Ich werde Lila einziehen lassen, und wir werden es uns auf jeder Oberfläche dieses Hauses gutgehen lassen. Freu dich drauf.“ Shirley spürte, wie ihr die Luft wegblieb. Doch bevor sie reagieren konnte, zog Brody seinen Ehering vom Finger,
drückte ihn tief in den Kuchen, den sie ihm mitgebracht hatte, und spottete: „Vielleicht kannst du das verkaufen, um dir ein Hundebett zu kaufen.“ Dann griff er Lilas Hand und verschwand lachend aus dem Raum.
Shirley stand da, das Herz in tausend Splittern, während die anderen Mitarbeiter sie mit leisen, mitleidigen Blicken ansahen. Sie wusste, dass sie nicht hier zusammenbrechen durfte, also sammelte sie all ihre Kraft und ging hinaus, doch in ihrem Inneren tobte ein Sturm.

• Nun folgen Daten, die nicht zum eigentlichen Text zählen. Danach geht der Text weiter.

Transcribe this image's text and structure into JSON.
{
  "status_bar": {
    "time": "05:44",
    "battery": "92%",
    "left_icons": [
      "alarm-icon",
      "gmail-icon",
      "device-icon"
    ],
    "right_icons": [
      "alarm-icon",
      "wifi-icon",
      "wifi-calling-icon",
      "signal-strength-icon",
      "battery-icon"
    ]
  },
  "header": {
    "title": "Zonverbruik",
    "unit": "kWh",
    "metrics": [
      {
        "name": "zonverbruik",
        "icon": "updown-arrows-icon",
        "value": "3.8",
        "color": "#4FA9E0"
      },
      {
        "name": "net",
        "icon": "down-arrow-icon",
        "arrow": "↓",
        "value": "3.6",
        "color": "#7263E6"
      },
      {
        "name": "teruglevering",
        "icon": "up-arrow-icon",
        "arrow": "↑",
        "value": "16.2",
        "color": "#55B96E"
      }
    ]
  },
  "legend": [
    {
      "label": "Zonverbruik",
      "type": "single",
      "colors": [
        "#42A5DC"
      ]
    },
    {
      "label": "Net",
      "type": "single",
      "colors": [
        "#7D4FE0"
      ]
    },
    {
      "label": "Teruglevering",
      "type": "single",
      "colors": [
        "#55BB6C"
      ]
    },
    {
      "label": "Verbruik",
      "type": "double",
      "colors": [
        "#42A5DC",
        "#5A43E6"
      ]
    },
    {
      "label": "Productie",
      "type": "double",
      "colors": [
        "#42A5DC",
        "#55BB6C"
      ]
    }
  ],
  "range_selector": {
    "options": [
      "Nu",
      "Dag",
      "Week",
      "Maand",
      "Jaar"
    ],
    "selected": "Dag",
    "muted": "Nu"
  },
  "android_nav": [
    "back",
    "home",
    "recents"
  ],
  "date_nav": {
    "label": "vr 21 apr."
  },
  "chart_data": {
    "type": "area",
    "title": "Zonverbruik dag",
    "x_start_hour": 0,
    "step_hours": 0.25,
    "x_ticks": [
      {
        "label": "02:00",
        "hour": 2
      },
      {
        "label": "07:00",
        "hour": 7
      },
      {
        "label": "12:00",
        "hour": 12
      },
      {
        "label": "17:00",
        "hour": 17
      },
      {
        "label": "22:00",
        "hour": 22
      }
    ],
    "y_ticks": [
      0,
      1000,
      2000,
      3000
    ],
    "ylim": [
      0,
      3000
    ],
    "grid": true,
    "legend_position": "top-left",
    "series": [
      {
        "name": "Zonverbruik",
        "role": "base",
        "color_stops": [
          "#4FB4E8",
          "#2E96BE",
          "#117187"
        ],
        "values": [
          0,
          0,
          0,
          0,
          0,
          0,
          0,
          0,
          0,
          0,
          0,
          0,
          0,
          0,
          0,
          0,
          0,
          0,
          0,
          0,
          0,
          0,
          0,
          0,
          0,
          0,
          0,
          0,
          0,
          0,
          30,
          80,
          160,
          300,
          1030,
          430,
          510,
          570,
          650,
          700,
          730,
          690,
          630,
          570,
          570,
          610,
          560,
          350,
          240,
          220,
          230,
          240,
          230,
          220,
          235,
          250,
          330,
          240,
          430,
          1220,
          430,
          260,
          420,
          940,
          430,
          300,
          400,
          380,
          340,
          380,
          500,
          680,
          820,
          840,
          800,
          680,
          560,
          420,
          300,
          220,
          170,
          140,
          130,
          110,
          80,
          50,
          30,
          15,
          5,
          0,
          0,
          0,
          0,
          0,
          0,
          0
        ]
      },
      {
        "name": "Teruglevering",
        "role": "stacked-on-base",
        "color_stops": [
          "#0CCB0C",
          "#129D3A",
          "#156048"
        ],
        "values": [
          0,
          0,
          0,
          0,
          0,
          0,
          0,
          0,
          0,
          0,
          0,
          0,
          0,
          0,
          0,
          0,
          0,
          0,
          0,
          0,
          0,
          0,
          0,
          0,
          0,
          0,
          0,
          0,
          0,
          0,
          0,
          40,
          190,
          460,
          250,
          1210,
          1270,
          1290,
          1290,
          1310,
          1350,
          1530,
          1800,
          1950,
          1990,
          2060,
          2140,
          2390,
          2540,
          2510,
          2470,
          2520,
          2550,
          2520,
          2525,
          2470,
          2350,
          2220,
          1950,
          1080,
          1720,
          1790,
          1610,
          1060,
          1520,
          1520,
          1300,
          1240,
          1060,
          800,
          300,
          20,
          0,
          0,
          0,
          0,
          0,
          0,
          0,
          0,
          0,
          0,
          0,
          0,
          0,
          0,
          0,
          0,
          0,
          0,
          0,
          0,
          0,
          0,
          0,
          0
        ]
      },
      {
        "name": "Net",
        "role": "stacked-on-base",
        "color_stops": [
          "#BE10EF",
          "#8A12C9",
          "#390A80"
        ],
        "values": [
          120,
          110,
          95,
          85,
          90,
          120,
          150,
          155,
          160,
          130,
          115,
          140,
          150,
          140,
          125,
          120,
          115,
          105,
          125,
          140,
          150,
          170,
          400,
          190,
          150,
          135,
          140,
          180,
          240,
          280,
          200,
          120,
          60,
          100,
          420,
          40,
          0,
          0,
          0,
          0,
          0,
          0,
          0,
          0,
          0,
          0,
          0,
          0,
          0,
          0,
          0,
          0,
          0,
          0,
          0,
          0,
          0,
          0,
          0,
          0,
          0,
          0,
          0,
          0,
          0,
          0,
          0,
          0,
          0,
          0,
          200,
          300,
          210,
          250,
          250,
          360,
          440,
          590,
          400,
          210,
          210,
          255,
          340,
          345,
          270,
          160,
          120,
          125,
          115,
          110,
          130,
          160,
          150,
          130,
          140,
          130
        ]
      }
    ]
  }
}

Allein in einem billigen Hotelzimmer brachen schließlich die Dämme. Tränen strömten über ihr Gesicht, während sie in ihr Kissen schlug. „Wie konnte er mir das antun?“ rief sie verzweifelt. „Nach allem, was wir gemeinsam hatten…“
Ein plötzliches Klopfen an der Tür ließ sie zusammenzucken. Sie wischte sich hastig die Tränen ab und öffnete. Vor ihr stand ein Mann, den sie noch nie zuvor gesehen hatte. „Entschuldigung,“ begann er unsicher, „ich dachte, ich hätte einen Hilferuf gehört.“
Shirley sah ihn einen Moment lang fassungslos an, bevor sie scharf antwortete: „Nun, Sie haben falsch gehört. Es sei denn, Sie können mir helfen, mein Haus vor meinem baldigen Ex-Mann zu retten. In diesem Fall nur zu, ansonsten verschwinden Sie.“
Der Mann musterte sie kurz und hob dann die Augenbrauen. „Tja, jetzt verstehe ich, warum er Sie verlässt,“ sagte er, seine Stimme ruhig, aber seine Worte wie ein Stich in Shirleys ohnehin schmerzendes Herz.
„Wie bitte?“ Shirley trat einen Schritt vor, unfähig zu glauben, was sie gerade gehört hatte. Doch der Mann drehte sich einfach um und ging, ohne ein weiteres Wort. Shirley blieb nicht stehen. Sie folgte ihm zu seinem Zimmer, packte die Tür,
bevor er sie schließen konnte, und rief: „Das lassen Sie nicht einfach so stehen! Was haben Sie damit gemeint?“ „Ich meinte…“ Er hielt inne, als ob er sich besann. „Vergessen Sie’s.“ „Vergessen? Ich glaube nicht! Ich habe genug Männer in meinem Leben,
die denken, sie könnten mich herumkommandieren und kleinmachen. Sie haben keinen blassen Schimmer, wer ich bin!“ Für einen Moment sah der Mann sie an, ein Ausdruck des Bedauerns huschte über sein Gesicht. „Sie haben recht,“ sagte er leise. „Das haben Sie nicht verdient.“
Bevor Shirley weiterreden konnte, schloss er die Tür.Am nächsten Morgen, als Shirley in ihr Büro kam, hoffte sie, nie wieder mit diesem Mann zu tun zu haben. Doch als sie ihren neuen Chef Mr. Williams kennenlernte, erkannte sie mit Entsetzen: Es war der Fremde aus dem Hotel!